Ce sont ces moments de rencontre qui me passionnent. Chaque édition est différente, puisque les artistes ne sont jamais exactement les mêmes. Certains se retrouvent d’une année à l’autre, tandis que d’autres découvrent entièrement l’expérience.

Tout se déroule dans une très grande intensité. Que ce soit à l’Institut canadien d’art vocal ou à l’Orchestre de la Francophonie, il y a énormément de musique à apprendre et de concerts à préparer. Les jeunes artistes doivent se mettre en danger, essayer des choses et demeurer constamment en recherche.

À cet âge si important, il s’agit de découvrir et de partager la musique, mais aussi de partager tout court. Les musiciens européens découvrent les festivals d’ici; nous leur demandons comment les choses se passent chez eux. Les chanteurs viennent eux aussi d’un peu partout, avec des parcours très différents et à des étapes différentes de leur vie.

Cela ajoute énormément de richesse à l’expérience. Personnellement, je ne fais pas de la musique uniquement pour la musique. Je la fais pour la rencontre et pour le partage. Il n’y a rien de plus fort que cela.

PAN M 360: Ces stages arrivent également à une période charnière, entre les études et le milieu professionnel.

Julien Proulx: C’est une étape à la fois très importante et très difficile. Pendant les études, nous cherchons souvent à répondre aux attentes : il faut jouer de telle manière ou suivre tel modèle. Puis, progressivement, les jeunes artistes doivent commencer à se nourrir eux-mêmes, à développer leur personnalité et à s’affirmer.

Ce sont les années où tout semble possible, mais où tout est difficile en même temps.
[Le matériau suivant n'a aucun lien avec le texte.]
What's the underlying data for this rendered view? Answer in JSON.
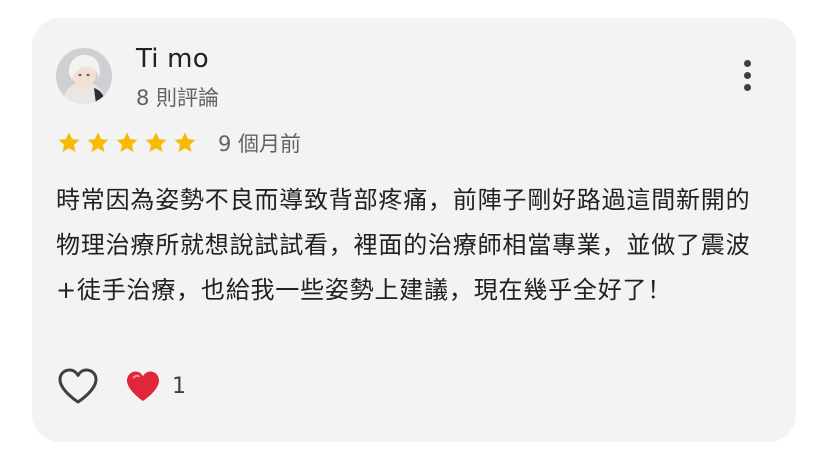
{
  "review": {
    "author_name": "Ti mo",
    "author_review_count": "8 則評論",
    "rating": 5,
    "max_rating": 5,
    "time_ago": "9 個月前",
    "text": "時常因為姿勢不良而導致背部疼痛，前陣子剛好路過這間新開的物理治療所就想說試試看，裡面的治療師相當專業，並做了震波+徒手治療，也給我一些姿勢上建議，現在幾乎全好了！"
  },
  "reactions": {
    "heart_count": "1"
  },
  "icons": {
    "star": "star-icon",
    "more": "more-vert-icon",
    "like": "heart-outline-icon",
    "reaction": "red-heart-icon"
  },
  "colors": {
    "card_background": "#f3f3f4",
    "star": "#f6bb06",
    "reaction_heart": "#e0263a"
  }
}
C’est avec beaucoup d’humilité que j’essaie de jouer un rôle auprès d’eux, de les aiguiller et de les accompagner. J’essaie de leur donner des ressources, de les encourager et de leur offrir de l’énergie et de l’amour afin qu’ils puissent continuer à se développer comme artistes.

À l’ICAV comme à l’Orchestre de la Francophonie, les missions sont très proches de mon cœur.

PAN M 360: L’œuvre semble particulièrement bien choisie pour ce contexte, notamment parce qu’il en existe plusieurs versions et qu’elle permet une certaine liberté.

Julien Proulx: Oui, même si elle comporte aussi des contraintes. L’opéra est extrêmement long, alors nous avons effectué plusieurs coupures afin de conserver l’essentiel tout en nous assurant que les jeunes artistes puissent apprendre leurs rôles dans le temps dont nous disposons.

Il existe effectivement beaucoup de liberté dans cette œuvre. Mais ce n’est pas un opéra où chacun arrive, interprète son air, puis quitte la scène. Il contient énormément de musique d’ensemble et de cohabitation entre les personnages.

Les artistes doivent apprendre à fonctionner avec les autres et à voir la structure dans son ensemble. Il faut parvenir à percevoir le « macro », et cela représente aussi un apprentissage très important.

PAN M 360 : Que souhaitez-vous que le public retienne de ces représentations?

Julien Proulx: J’aimerais encourager les gens à venir, parce qu’ils verront non seulement un très bon spectacle et les talents de demain, mais aussi le résultat d’un travail et d’une rencontre.

Ce qui sera présenté pendant ces deux journées est le fruit de la réunion entre de jeunes instrumentistes et de jeunes chanteurs venus de partout dans le monde, qui se sont retrouvés à Montréal et ont travaillé ensemble.

Le public découvrira donc l’œuvre, bien sûr, mais également le résultat de ce stage et de cette expérience humaine. C’est quelque chose d’unique, d’éphémère et de fantastique.